ST. PAUL, Minn. (WCCO) - May is mental health awareness month and it's also Asian American Pacific Islander Heritage month. The pandemic has shined a spotlight on both in recent years because of the rise in anti-Asian hate.
Historically, mental health has never been something that has been openly talked about in the Asian cultures, but the hate and backlash Asians have received because of the coronavirus and the stresses of the pandemic itself have served as almost a breaking point for Asians to get help and it's not just adults, it's kids too.
Hlub Zoo is one of the many mental health programs offered through the Wilder Foundation non-profit and it's geared towards the health and well-being of Hmong people.
Mary Her, a Senior Clinical Supervisor at the Wilder Foundation helped start the program 12 years ago providing resources to 35 students at Jackson Elementary. Now it's expanded to seven schools serving upwards of 400 students from elementary to high school.

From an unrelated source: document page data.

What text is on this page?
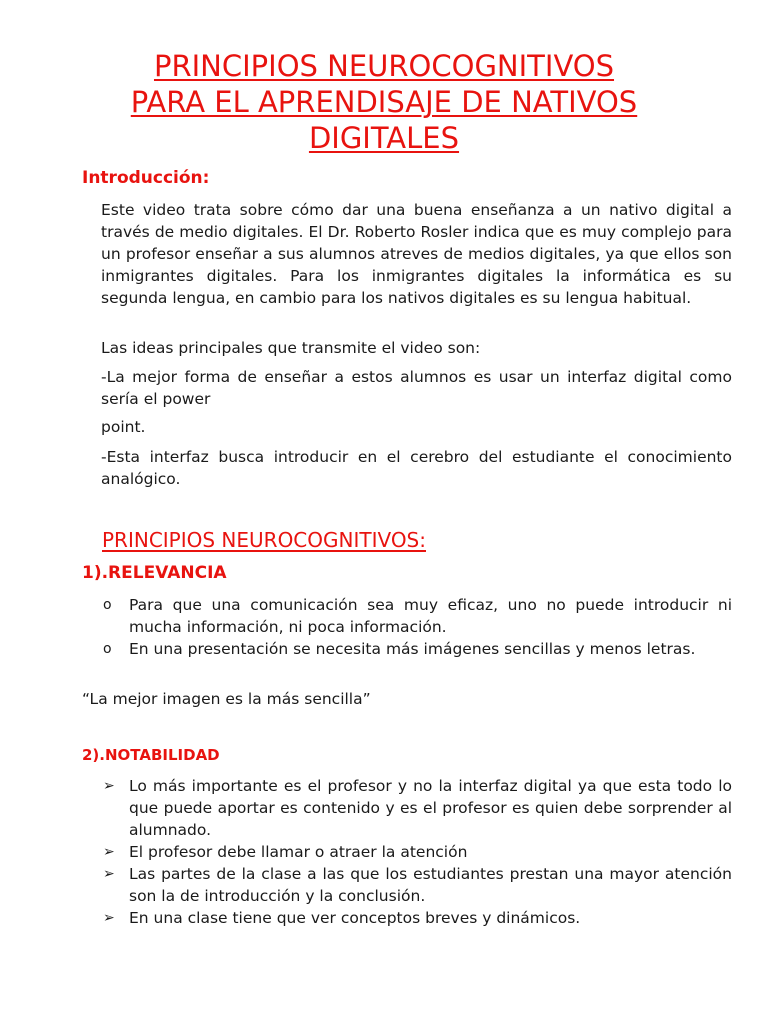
PRINCIPIOS NEUROCOGNITIVOS
PARA EL APRENDISAJE DE NATIVOS
DIGITALES
Introducción:

Este video trata sobre cómo dar una buena enseñanza a un nativo digital a través de medio digitales. El Dr. Roberto Rosler indica que es muy complejo para un profesor enseñar a sus alumnos atreves de medios digitales, ya que ellos son inmigrantes digitales. Para los inmigrantes digitales la informática es su segunda lengua, en cambio para los nativos digitales es su lengua habitual.

Las ideas principales que transmite el video son:

-La mejor forma de enseñar a estos alumnos es usar un interfaz digital como sería el power

point.

-Esta interfaz busca introducir en el cerebro del estudiante el conocimiento analógico.

PRINCIPIOS NEUROCOGNITIVOS:
1).RELEVANCIA
o Para que una comunicación sea muy eficaz, uno no puede introducir ni mucha información, ni poca información.
o En una presentación se necesita más imágenes sencillas y menos letras.

“La mejor imagen es la más sencilla”

2).NOTABILIDAD
➢ Lo más importante es el profesor y no la interfaz digital ya que esta todo lo que puede aportar es contenido y es el profesor es quien debe sorprender al alumnado.
➢ El profesor debe llamar o atraer la atención
➢ Las partes de la clase a las que los estudiantes prestan una mayor atención son la de introducción y la conclusión.
➢ En una clase tiene que ver conceptos breves y dinámicos.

Leaders said in the last several years specifically, they've seen a rise in the number of teen Hmong boys who've died by suicide.
They said that tragedy has led to more Asian families being open to mental health services.
"When I started this about 12 years ago, it was even hard to talk about mental health because even though we knew it existed it was hard to say that, that person had anxiety or depression," Her explained. "It's just something you didn't talk about and now when I call a parent and I ask about symptoms and we talk about depression, instead of saying no right away they are actually open to learning more about the symptoms and the resources and the help that is out there for their children."
It was added to Harding High School nearly three years ago in the middle of the pandemic and the school's principal Be Vang said it's proven to be even more valuable now more than ever.
Vang was one of the key people in creating Hlub Zoo.
She said more than half of the student population at Harding is of Asian descent and she's seen the pandemic's impact play out in their school.
Students are referred to the program by teachers or social workers at school.
The program then reaches out to the families and those who accept the help then meet for monthly family counseling and the students meet with a culturally specific therapist at school once or twice a week depending on their needs.
Vang said addressing mental health needs cannot take a one-size fits all approach.
"Mental health shows up differently in different communities," Vang said. "I know that in the Asian American communities, our students are not vocal about what they're going through. They suppress it. They withdraw and often times in schools for Asian American kids, those kinds of behaviors are perceived to be not as urgent or we may just perceive it to be, 'oh, they're just good kids.'"
There's only one therapist at Harding who works with more than 15 students.
Some of the therapists at other schools with Hlub Zoo have also taken on other Asian students outside of Hmong students because they said the need is growing.
The Wilder Foundation also has other culturally specific programs offering mental health resources to African American and Latinx youth, and because of the increase need, they're starting a new program for the Karen population – that's those from Myanmar who now live in the United States after escaping the political violence and unrest in their home country.